Володька — его ровесник, они учатся в одной школе и даже сидят за одной партой у самой стены. За время учебного года их по нескольку раз разъединяют, но они рано или поздно всегда снова оказываются вместе. Хотя все в школе считают их закадычными друзьями, они все время ссорятся, даже, бывает, дерутся. Правда, высокому, худому Володьке не справиться с Ратмиром, но тем не менее, когда разозлится, первым налетает с кулаками… и получает решительный отпор. Надо сказать, что Володька Грошев — парень не злопамятный и долго дуться не умеет. И потом, Ратмир пристрастил его к чтению книг на уроках. Если раньше задняя парта вызывала у учителей больше всего нареканий, то в последний учебный год ни Ратмира, ни Володьку больше не ругали и не ставили им в дневники плохие от-метки за поведение. Они на пару взахлеб читали художественную литературу. Но и тут было различие: Ратмир читал классику, как, например, «Дон Кихота», «Робинзона Крузо», «Таинственный остров» Жюля Верна, сказки «Тысяча и одна ночь», а Володька — глотал книжки про войну: «Конармию», «Цусиму», «Как закалялась сталь». Любил он читать и про разбойников, сыщиков, беспризорников и всякую шпану. «Странников» Шишкова перечитал несколько раз, Ратмир с трудом отобрал у него эту книжку.
На вокзале они присели на длинную скамью из реек. Отца еще не было.
— Я, наверное, загремлю в пионерлагерь, — с грустью произнес Володька. — Батя мой едет на курорт, и мать с ним… В пионерлагере тоже жить можно, если попадутся хорошие пацаны. Я тебе рассказывал в прошлом году, что мы учудили? Вызвали деревенских мальчишек и устроили с ними на озере морской бой… Двое чуть не утонули, а старшая пионервожатая…
— Рассказывал, рассказывал, — перебил Ратмир — ему совсем не хотелось за двадцать минут до отхода поезда выслушивать уж который раз про детские проказы в пионерлагере.
— Чего это Тонька нынче такая злющая? — сказал Володька. — Я позвал ее на вокзал, так она дураком меня обозвала…
— Дурак ты и есть, — рассеянно ответил Ратмир — он смотрел вдоль перрона, где у ларька толпились люди, с той стороны должен был появиться отец.
На перрон вышел дежурный в красной фуражке, в руке — свернутый зеленый флажок. На груди поблескивала цепочка со свистком. За пакгаузом гукнул паровоз: на станцию прибывал пассажирский из Риги.
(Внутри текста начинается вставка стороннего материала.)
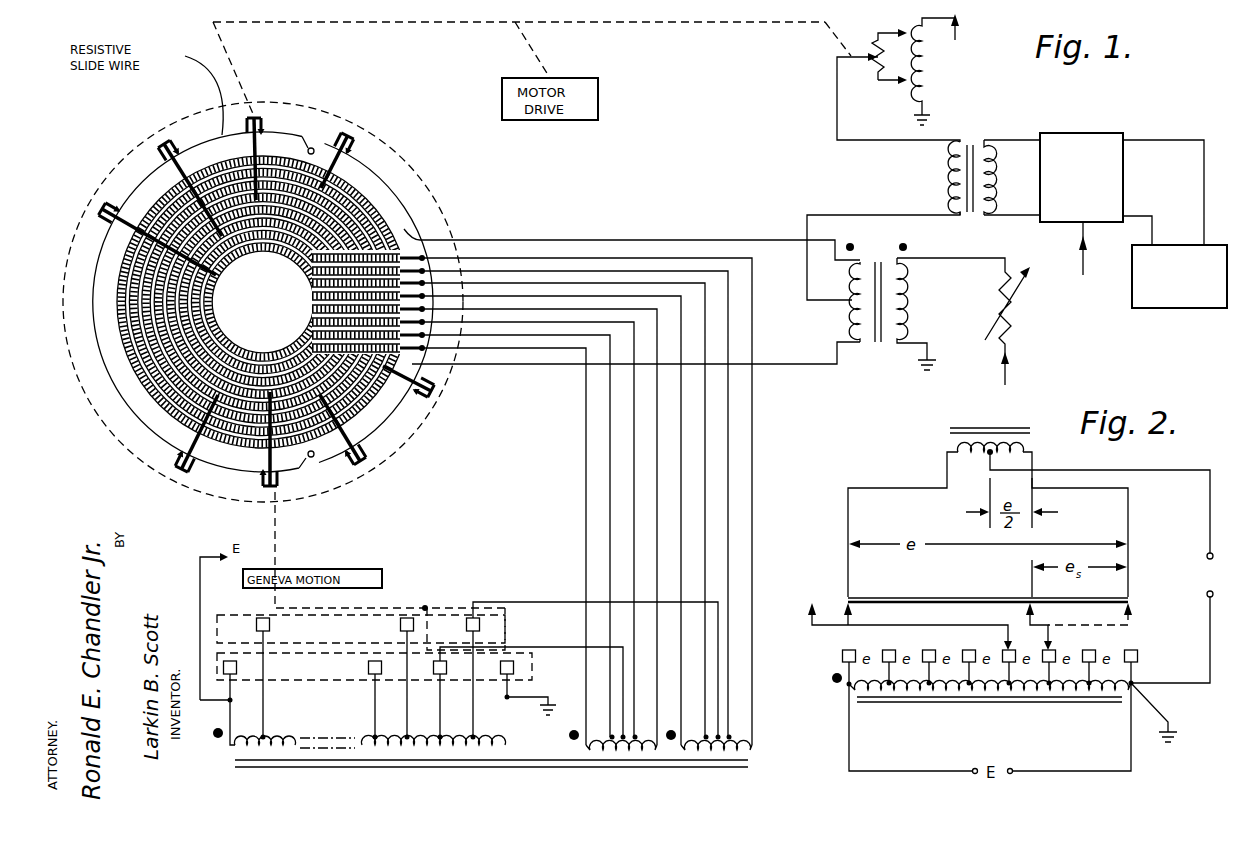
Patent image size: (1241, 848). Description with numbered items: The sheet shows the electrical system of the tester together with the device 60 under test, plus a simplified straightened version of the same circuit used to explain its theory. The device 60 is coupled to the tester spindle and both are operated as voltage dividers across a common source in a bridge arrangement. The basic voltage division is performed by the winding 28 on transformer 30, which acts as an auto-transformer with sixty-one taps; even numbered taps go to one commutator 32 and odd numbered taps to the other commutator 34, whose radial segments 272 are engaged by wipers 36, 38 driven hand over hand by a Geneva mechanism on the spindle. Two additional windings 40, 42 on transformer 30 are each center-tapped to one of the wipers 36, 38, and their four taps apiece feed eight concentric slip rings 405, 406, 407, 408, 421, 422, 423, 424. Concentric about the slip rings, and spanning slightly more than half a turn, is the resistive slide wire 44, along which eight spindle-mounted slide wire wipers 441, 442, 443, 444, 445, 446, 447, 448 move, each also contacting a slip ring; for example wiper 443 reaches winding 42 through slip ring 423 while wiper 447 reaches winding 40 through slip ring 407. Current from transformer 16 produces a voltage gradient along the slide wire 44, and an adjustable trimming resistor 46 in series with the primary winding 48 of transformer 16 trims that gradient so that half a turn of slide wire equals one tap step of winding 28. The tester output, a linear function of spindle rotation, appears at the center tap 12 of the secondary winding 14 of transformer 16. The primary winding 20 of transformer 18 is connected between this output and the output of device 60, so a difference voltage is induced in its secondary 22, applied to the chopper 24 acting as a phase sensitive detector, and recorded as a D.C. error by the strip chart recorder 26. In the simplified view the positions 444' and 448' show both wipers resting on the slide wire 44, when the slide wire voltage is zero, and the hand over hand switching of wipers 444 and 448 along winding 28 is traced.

Когда маслянистая черная громада локомотива вырвалась из-за складских помещений, над крышами взмыли галки. Дым из паровозной трубы накрыл их густым расползающимся белым облаком.
— Чего это я дурак? — обиделся Володька. Вытянутое книзу лицо его стало угрюмым.
— Что-то батя не идет, — заметил Ратмир. Ему было трудно объяснить, почему он обозвал приятеля дураком.
— Чего ты с Тонькой на чердаке делал? — помолчав, поинтересовался Володька.
— С Тонькой? — не глядя на него, сказал Ратмир. — Она дура.
— Один ты умный, — заметил Володька.
— Тоже дурак, — улыбнулся Ратмир — ему хотелось сгладить свою резкость.
Пассажирский остановился, потом снова дернулся и немного прополз вперед, теперь багажный вагон оказался как раз напротив горы белых ящиков. С лязгом раздвинулись двери на роликах, и грузчики стали швырять в черный проем вагона багаж. Слышно было, как ящики грохались на пол.